Renderers API Reference
This page documents the renderers used in BOOMER to format and display solutions.
Renderer Interface
class Renderer(ABC):
"""Abstract base class for renderers."""
@abstractmethod
def render(self, solution: Solution) -> str:
"""
Render a solution as a string.
Args:
solution: The solution to render
Returns:
A string representation of the solution
"""
pass
MarkdownRenderer
class MarkdownRenderer(Renderer):
"""
Renderer that formats solutions as Markdown.
This renderer is useful for displaying solutions in a human-readable
format that can be displayed in Markdown viewers or converted to
other formats.
"""
def render(self, solution: Solution) -> str:
"""
Render a solution as Markdown.
Args:
solution: The solution to render
Returns:
A Markdown string representation of the solution
"""
Usage Example
from boomer.model import KB, PFact, EquivalentTo
from boomer.search import solve
from boomer.renderers.markdown_renderer import MarkdownRenderer
# Create a knowledge base
kb = KB(
pfacts=[
PFact(fact=EquivalentTo(sub="A", equivalent="B"), prob=0.9),
PFact(fact=EquivalentTo(sub="B", equivalent="C"), prob=0.8),
]
)
# Solve the knowledge base
solution = solve(kb)
# Create a renderer
renderer = MarkdownRenderer()
# Render the solution
markdown_output = renderer.render(solution)
print(markdown_output)
Creating Custom Renderers
To create a custom renderer, implement the Renderer interface:
from boomer.renderers.renderer import Renderer
from boomer.model import Solution
class JSONRenderer(Renderer):
"""Renderer that formats solutions as JSON."""
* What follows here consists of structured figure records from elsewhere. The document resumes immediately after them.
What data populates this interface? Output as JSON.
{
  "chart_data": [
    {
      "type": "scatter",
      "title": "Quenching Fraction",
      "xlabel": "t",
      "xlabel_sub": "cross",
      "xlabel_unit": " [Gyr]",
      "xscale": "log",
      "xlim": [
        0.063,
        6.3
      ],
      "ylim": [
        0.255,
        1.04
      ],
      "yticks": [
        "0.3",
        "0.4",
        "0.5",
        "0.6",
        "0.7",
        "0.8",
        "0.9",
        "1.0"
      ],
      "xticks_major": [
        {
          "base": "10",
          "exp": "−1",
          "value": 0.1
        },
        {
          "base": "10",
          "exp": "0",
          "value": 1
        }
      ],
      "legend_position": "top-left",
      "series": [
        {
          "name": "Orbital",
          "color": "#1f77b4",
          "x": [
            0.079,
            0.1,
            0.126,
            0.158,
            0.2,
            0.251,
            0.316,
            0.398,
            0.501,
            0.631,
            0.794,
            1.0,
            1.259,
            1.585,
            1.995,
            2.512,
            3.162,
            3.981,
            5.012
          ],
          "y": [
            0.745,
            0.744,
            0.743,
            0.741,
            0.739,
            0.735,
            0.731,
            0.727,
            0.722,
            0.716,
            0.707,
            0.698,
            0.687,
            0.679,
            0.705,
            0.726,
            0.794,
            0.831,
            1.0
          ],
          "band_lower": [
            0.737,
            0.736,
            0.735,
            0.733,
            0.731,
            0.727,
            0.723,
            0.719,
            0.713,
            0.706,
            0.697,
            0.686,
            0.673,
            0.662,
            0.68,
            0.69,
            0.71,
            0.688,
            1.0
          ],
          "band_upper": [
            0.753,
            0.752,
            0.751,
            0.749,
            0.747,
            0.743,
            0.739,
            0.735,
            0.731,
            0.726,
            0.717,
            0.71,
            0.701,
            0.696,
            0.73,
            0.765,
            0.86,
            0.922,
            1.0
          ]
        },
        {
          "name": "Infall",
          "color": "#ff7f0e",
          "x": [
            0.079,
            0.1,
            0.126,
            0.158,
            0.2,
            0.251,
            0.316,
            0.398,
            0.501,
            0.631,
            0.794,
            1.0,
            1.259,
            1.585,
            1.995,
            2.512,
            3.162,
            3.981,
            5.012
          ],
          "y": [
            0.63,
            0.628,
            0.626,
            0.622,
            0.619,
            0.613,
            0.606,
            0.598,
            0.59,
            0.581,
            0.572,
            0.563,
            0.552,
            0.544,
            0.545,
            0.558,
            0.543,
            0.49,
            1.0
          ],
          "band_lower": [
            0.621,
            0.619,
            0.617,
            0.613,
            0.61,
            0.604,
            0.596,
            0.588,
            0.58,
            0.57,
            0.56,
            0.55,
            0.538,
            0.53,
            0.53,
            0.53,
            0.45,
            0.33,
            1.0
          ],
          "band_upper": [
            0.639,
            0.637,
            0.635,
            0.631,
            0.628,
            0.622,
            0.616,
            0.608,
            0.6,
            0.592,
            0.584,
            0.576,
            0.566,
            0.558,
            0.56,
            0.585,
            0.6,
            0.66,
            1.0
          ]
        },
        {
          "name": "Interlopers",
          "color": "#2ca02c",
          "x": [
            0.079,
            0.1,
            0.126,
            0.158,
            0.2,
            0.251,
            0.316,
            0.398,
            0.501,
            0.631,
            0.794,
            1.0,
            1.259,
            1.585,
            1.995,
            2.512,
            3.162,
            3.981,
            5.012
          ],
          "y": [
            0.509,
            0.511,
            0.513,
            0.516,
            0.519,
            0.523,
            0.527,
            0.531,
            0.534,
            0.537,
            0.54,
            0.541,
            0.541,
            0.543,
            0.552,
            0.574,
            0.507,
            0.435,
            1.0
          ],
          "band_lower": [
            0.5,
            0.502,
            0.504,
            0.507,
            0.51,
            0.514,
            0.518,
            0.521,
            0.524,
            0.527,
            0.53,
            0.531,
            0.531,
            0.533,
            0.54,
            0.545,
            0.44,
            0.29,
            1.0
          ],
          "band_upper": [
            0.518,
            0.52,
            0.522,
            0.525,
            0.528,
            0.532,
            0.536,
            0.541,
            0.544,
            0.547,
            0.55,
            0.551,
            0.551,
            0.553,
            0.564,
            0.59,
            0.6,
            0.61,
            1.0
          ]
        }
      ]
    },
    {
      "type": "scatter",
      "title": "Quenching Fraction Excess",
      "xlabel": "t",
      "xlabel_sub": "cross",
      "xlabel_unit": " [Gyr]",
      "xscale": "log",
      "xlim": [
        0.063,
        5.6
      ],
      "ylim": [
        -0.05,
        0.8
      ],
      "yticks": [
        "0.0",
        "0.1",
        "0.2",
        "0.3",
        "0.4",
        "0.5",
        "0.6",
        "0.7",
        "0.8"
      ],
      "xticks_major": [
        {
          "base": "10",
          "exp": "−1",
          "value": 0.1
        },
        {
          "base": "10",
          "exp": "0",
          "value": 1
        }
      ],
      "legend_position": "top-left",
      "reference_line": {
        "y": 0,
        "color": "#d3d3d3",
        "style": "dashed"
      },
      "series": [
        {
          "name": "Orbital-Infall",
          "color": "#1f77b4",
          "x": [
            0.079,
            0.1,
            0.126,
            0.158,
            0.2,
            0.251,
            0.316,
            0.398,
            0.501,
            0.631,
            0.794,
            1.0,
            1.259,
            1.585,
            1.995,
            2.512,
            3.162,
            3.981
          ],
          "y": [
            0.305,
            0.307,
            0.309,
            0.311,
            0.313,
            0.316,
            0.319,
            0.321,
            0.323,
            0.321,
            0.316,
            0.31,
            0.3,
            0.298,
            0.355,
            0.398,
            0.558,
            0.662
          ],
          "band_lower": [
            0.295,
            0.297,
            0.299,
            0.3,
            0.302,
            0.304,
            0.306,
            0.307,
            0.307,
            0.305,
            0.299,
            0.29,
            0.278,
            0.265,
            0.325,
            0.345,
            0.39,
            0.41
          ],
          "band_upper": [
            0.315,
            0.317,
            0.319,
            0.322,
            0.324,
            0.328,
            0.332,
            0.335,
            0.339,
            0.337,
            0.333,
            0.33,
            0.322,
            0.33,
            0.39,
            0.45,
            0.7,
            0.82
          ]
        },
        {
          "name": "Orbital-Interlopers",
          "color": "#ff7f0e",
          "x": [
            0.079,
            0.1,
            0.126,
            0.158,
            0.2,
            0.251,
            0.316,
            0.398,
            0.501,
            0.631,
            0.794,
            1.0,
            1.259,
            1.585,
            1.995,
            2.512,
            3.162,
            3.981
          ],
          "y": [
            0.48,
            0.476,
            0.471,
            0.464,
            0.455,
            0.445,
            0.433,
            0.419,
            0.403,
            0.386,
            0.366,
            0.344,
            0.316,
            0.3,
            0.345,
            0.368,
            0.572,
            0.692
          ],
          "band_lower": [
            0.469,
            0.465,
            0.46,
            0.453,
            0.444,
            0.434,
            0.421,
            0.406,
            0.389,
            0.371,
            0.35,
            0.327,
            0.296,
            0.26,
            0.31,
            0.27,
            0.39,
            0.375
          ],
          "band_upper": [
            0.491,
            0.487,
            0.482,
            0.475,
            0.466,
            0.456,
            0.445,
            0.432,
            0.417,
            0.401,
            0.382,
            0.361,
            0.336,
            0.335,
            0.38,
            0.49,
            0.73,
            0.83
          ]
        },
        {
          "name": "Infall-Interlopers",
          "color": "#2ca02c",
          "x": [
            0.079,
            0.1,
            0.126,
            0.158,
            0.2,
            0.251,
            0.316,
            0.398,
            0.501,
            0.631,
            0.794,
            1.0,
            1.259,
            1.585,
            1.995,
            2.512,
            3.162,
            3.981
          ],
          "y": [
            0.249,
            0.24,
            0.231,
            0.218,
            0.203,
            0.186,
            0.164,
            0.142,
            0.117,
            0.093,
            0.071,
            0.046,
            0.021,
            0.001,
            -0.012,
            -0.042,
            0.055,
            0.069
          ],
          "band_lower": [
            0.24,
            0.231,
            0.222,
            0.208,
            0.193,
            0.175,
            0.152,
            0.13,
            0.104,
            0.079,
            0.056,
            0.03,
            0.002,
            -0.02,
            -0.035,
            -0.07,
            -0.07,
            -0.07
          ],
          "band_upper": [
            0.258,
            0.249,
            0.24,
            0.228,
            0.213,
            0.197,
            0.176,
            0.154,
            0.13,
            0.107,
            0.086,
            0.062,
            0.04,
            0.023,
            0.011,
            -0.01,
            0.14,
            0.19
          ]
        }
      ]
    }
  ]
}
def render(self, solution: Solution) -> str:
"""
Render a solution as JSON.
Args:
solution: The solution to render
Returns:
A JSON string representation of the solution
"""
import json
# Convert solution to a dictionary
result = {
"confidence": solution.confidence,
"prior_probability": solution.prior_prob,
"posterior_probability": solution.posterior_prob,
"combinations_explored": solution.number_of_combinations,
"satisfiable_combinations": solution.number_of_satisfiable_combinations,
"time_elapsed": solution.time_elapsed,
"facts": []
}
# Add facts to the result
for spf in solution.solved_pfacts:
if spf.truth_value:
result["facts"].append({
"fact": str(spf.pfact.fact),
"prior": spf.pfact.prob,
"posterior": spf.posterior_prob
})
# Return as formatted JSON
return json.dumps(result, indent=2)
This example shows how to create a custom renderer that outputs JSON. You can create renderers for any format you need, such as HTML, CSV, or specialized formats for integration with other tools.